We found that 24 million seniors, or about two-thirds of the people presently enrolled in the traditional Medicare program, would have to pay more—specifically, an average of $64 per month or $768 per year. Some seniors already enroll in private plans, as part of the “Medicare Advantage” option that has existed, in one form or another, for many years. About 7 million seniors or more than 90 percent of that group would have to pay more.
First, it confuses costs and payments. Medicare Advantage plans bid less than traditional Medicare, but they are paid more. The plans are officially supposed to use these higher payments to sweeten the pot—add additional benefits, reduce cost sharing, and the like—though some likely go for profit as well. This is why the Affordable Care Act reduced the amount that the government pays to managed care plans, over howls of protest from conservatives. Bidding less does no good for the program if the government then overpays relative to what was bid.

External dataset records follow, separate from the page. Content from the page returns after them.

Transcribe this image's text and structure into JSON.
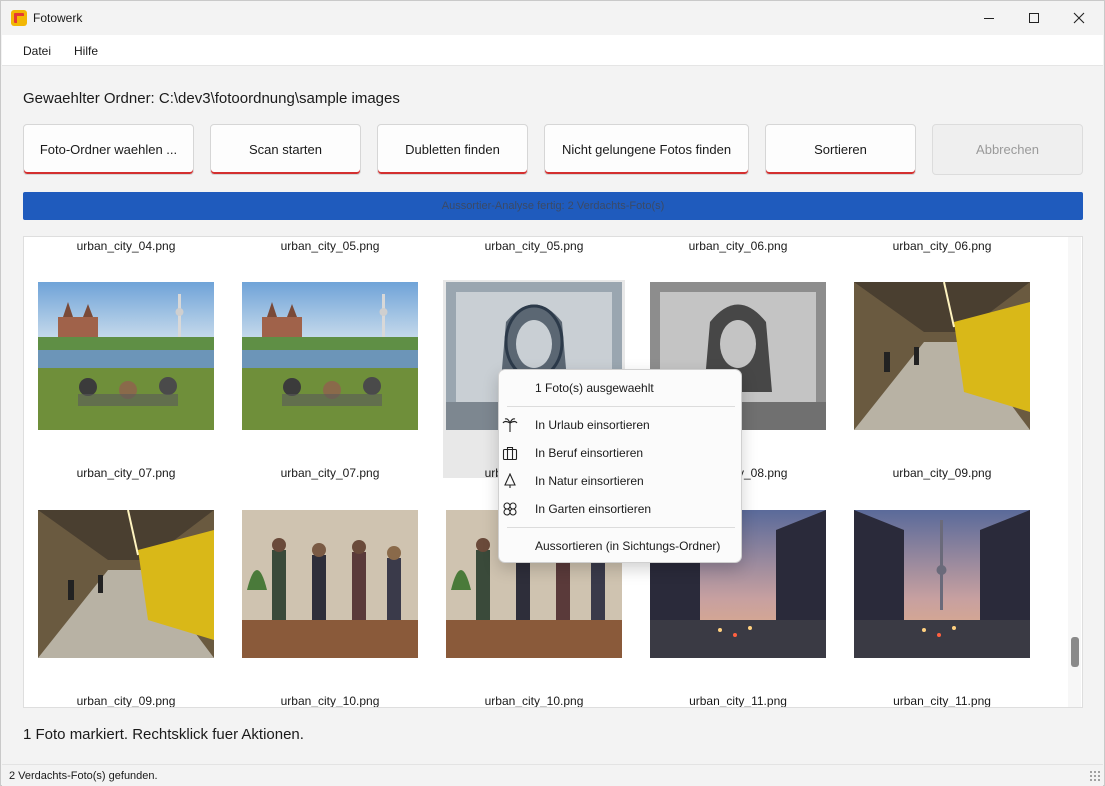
{
  "app": {
    "title": "Fotowerk"
  },
  "menu": [
    "Datei",
    "Hilfe"
  ],
  "folder": {
    "label": "Gewaehlter Ordner: C:\\dev3\\fotoordnung\\sample images"
  },
  "toolbar": {
    "choose_folder": "Foto-Ordner waehlen ...",
    "scan": "Scan starten",
    "duplicates": "Dubletten finden",
    "failed": "Nicht gelungene Fotos finden",
    "sort": "Sortieren",
    "cancel": "Abbrechen"
  },
  "progress": {
    "text": "Aussortier-Analyse fertig: 2 Verdachts-Foto(s)",
    "value": 1.0
  },
  "gallery": {
    "top_captions": [
      "urban_city_04.png",
      "urban_city_05.png",
      "urban_city_05.png",
      "urban_city_06.png",
      "urban_city_06.png"
    ],
    "row1_captions": [
      "urban_city_07.png",
      "urban_city_07.png",
      "urban_city_08.png",
      "urban_city_08.png",
      "urban_city_09.png"
    ],
    "row2_captions": [
      "urban_city_09.png",
      "urban_city_10.png",
      "urban_city_10.png",
      "urban_city_11.png",
      "urban_city_11.png"
    ]
  },
  "context_menu": {
    "header": "1 Foto(s) ausgewaehlt",
    "items": [
      {
        "label": "In Urlaub einsortieren",
        "icon": "palm-tree-icon"
      },
      {
        "label": "In Beruf einsortieren",
        "icon": "briefcase-icon"
      },
      {
        "label": "In Natur einsortieren",
        "icon": "tree-icon"
      },
      {
        "label": "In Garten einsortieren",
        "icon": "flower-icon"
      }
    ],
    "discard": "Aussortieren (in Sichtungs-Ordner)"
  },
  "status": {
    "main": "1 Foto markiert. Rechtsklick fuer Aktionen.",
    "bar": "2 Verdachts-Foto(s) gefunden."
  },
  "colors": {
    "accent": "#d32f2f",
    "progress": "#1f5bbd"
  }
}
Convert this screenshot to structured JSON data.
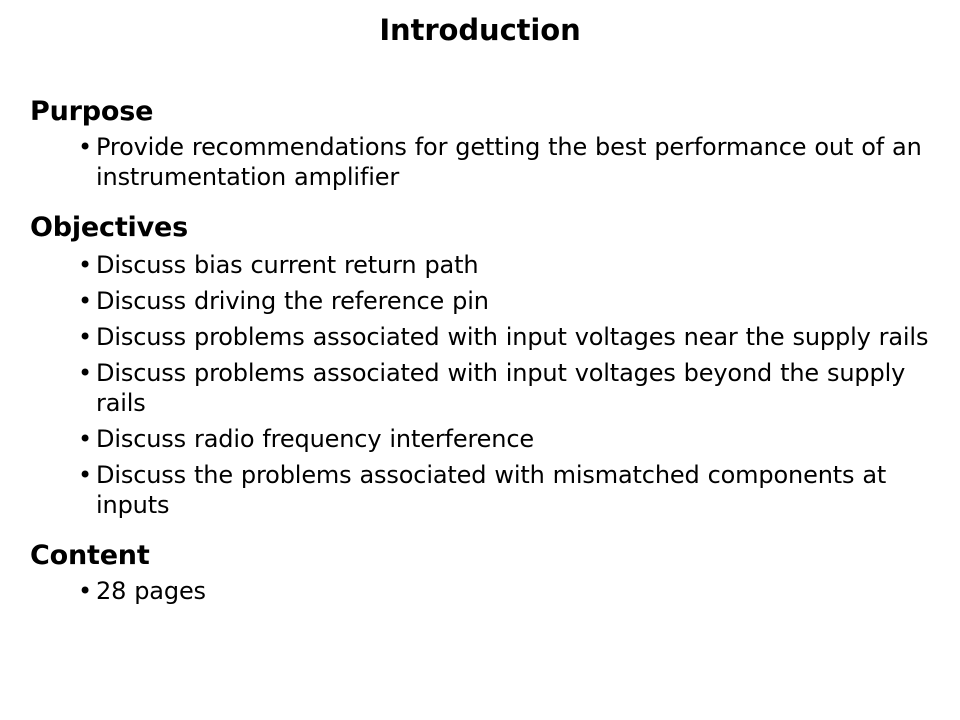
{
  "slide": {
    "title": "Introduction",
    "background_color": "#ffffff",
    "text_color": "#000000",
    "bullet_glyph": "•",
    "sections": [
      {
        "heading": "Purpose",
        "bullets": [
          "Provide recommendations for getting the best performance out of an instrumentation amplifier"
        ]
      },
      {
        "heading": "Objectives",
        "bullets": [
          "Discuss bias current return path",
          "Discuss driving the reference pin",
          "Discuss problems associated with input voltages near the supply rails",
          "Discuss problems associated with input voltages beyond the supply rails",
          "Discuss radio frequency interference",
          "Discuss the problems associated with mismatched components at inputs"
        ]
      },
      {
        "heading": "Content",
        "bullets": [
          "28 pages"
        ]
      }
    ]
  }
}
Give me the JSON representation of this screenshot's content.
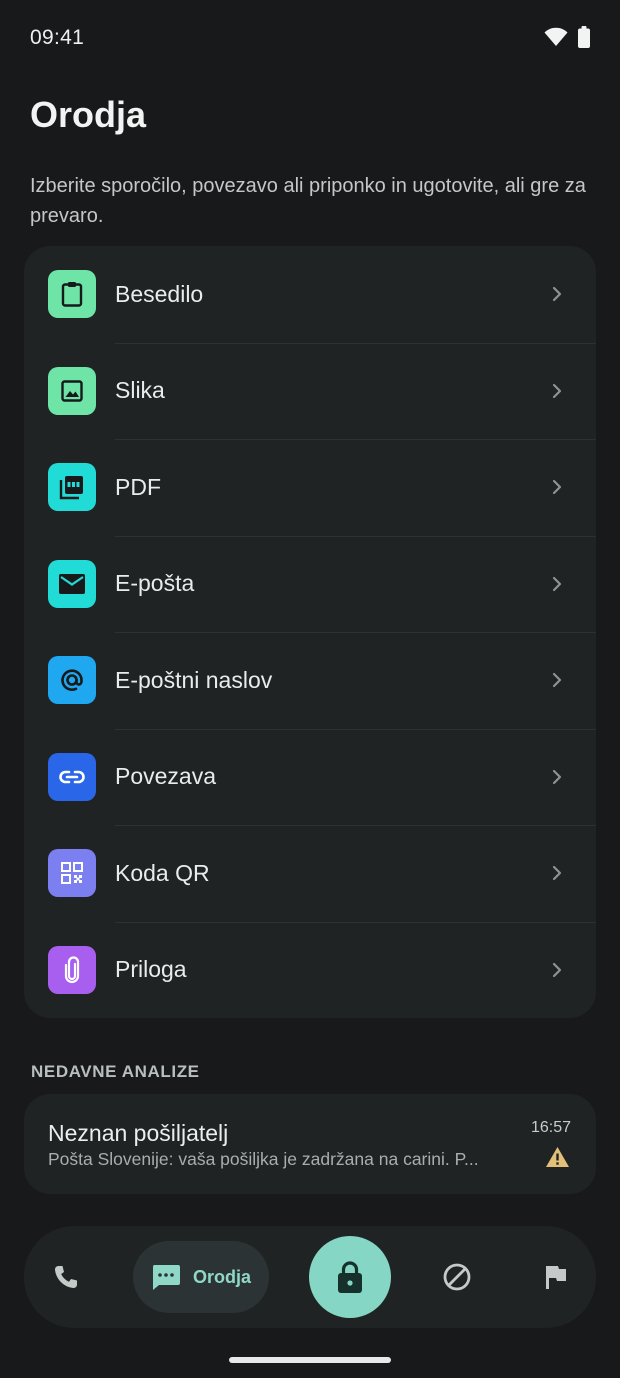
{
  "status_bar": {
    "time": "09:41"
  },
  "header": {
    "title": "Orodja",
    "subtitle": "Izberite sporočilo, povezavo ali priponko in ugotovite, ali gre za prevaro."
  },
  "tools": [
    {
      "label": "Besedilo",
      "icon": "clipboard-icon",
      "color": "#6ee4a6"
    },
    {
      "label": "Slika",
      "icon": "image-icon",
      "color": "#6ee4a6"
    },
    {
      "label": "PDF",
      "icon": "pdf-icon",
      "color": "#21dcd6"
    },
    {
      "label": "E-pošta",
      "icon": "mail-icon",
      "color": "#21dcd6"
    },
    {
      "label": "E-poštni naslov",
      "icon": "at-sign-icon",
      "color": "#1fa8f0"
    },
    {
      "label": "Povezava",
      "icon": "link-icon",
      "color": "#2a66e8"
    },
    {
      "label": "Koda QR",
      "icon": "qr-code-icon",
      "color": "#7c7ff0"
    },
    {
      "label": "Priloga",
      "icon": "paperclip-icon",
      "color": "#a85ff0"
    }
  ],
  "recent": {
    "section_label": "NEDAVNE ANALIZE",
    "items": [
      {
        "sender": "Neznan pošiljatelj",
        "preview": "Pošta Slovenije: vaša pošiljka je zadržana na carini. P...",
        "time": "16:57",
        "status_icon": "warning-icon",
        "status_color": "#e3c07a"
      }
    ]
  },
  "bottom_nav": {
    "active_label": "Orodja",
    "accent": "#85d6c4",
    "items": [
      "phone-icon",
      "chat-icon",
      "lock-icon",
      "block-icon",
      "flag-icon"
    ]
  }
}
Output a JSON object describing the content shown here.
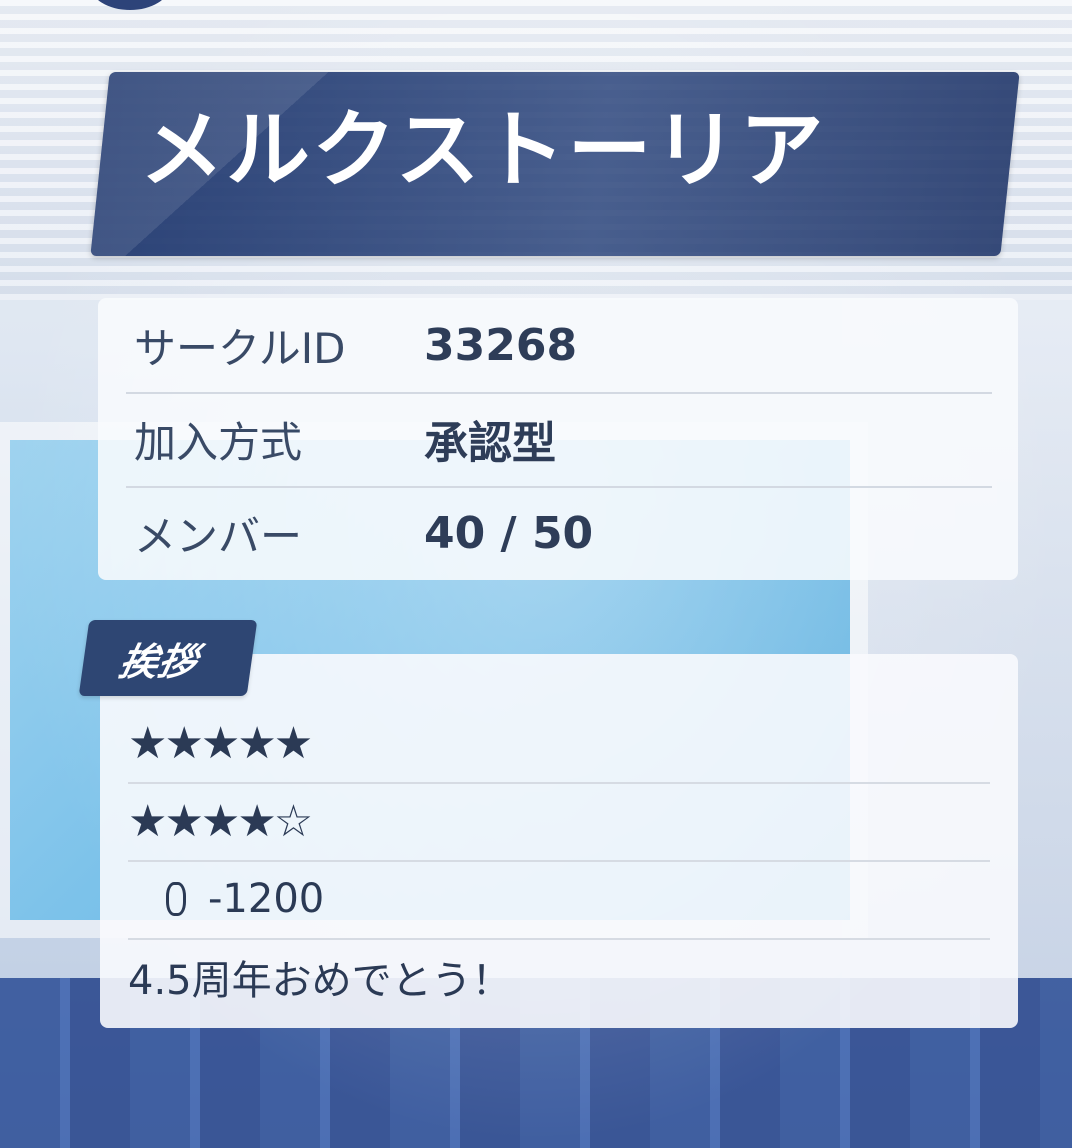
{
  "circle": {
    "name": "メルクストーリア"
  },
  "info": {
    "rows": [
      {
        "label": "サークルID",
        "value": "33268"
      },
      {
        "label": "加入方式",
        "value": "承認型"
      },
      {
        "label": "メンバー",
        "value": "40 / 50"
      }
    ]
  },
  "greeting": {
    "tab_label": "挨拶",
    "lines": [
      "★★★★★",
      "★★★★☆",
      "-1200",
      "4.5周年おめでとう！"
    ],
    "jewel_icon": "jewel-icon"
  },
  "colors": {
    "banner": "#223a70",
    "tab": "#2e4673",
    "text": "#2b3a55"
  }
}
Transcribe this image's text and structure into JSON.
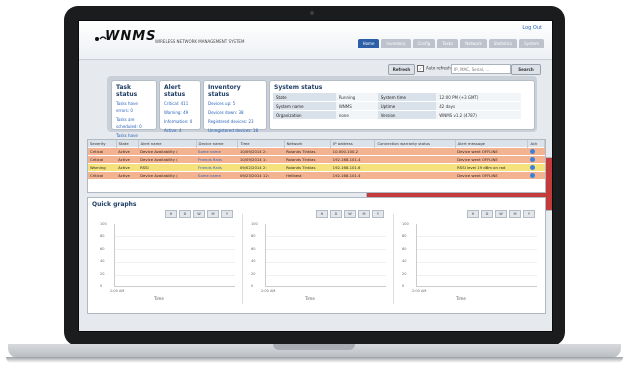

Second, they miss a key part of the reason why the Congressional Budget Office estimated that Ryan’s voucher proposal would cost seniors more. Medicare Advantage plans can only cost what they do because the traditional Medicare program is in place to help them. Specifically, Medicare sets very low payment rates to providers, and Medicare Advantage plans bargain up a bit from those rates. Get rid of the traditional Medicare program, or even reduce its enrollment substantially, and the estimated cost of Medicare Advantage premiums skyrockets.
I could keep going, but you get the point. Economists are advising one strategy, that Paul Ryan knows about, and he is insisting we do the opposite of what the majority of economists think we should. He is not doing this because he is an economics genius. He is doing this because it’s the line of his party, because it benefits the wealthy, and because he otherwise doesn’t have a fucking clue.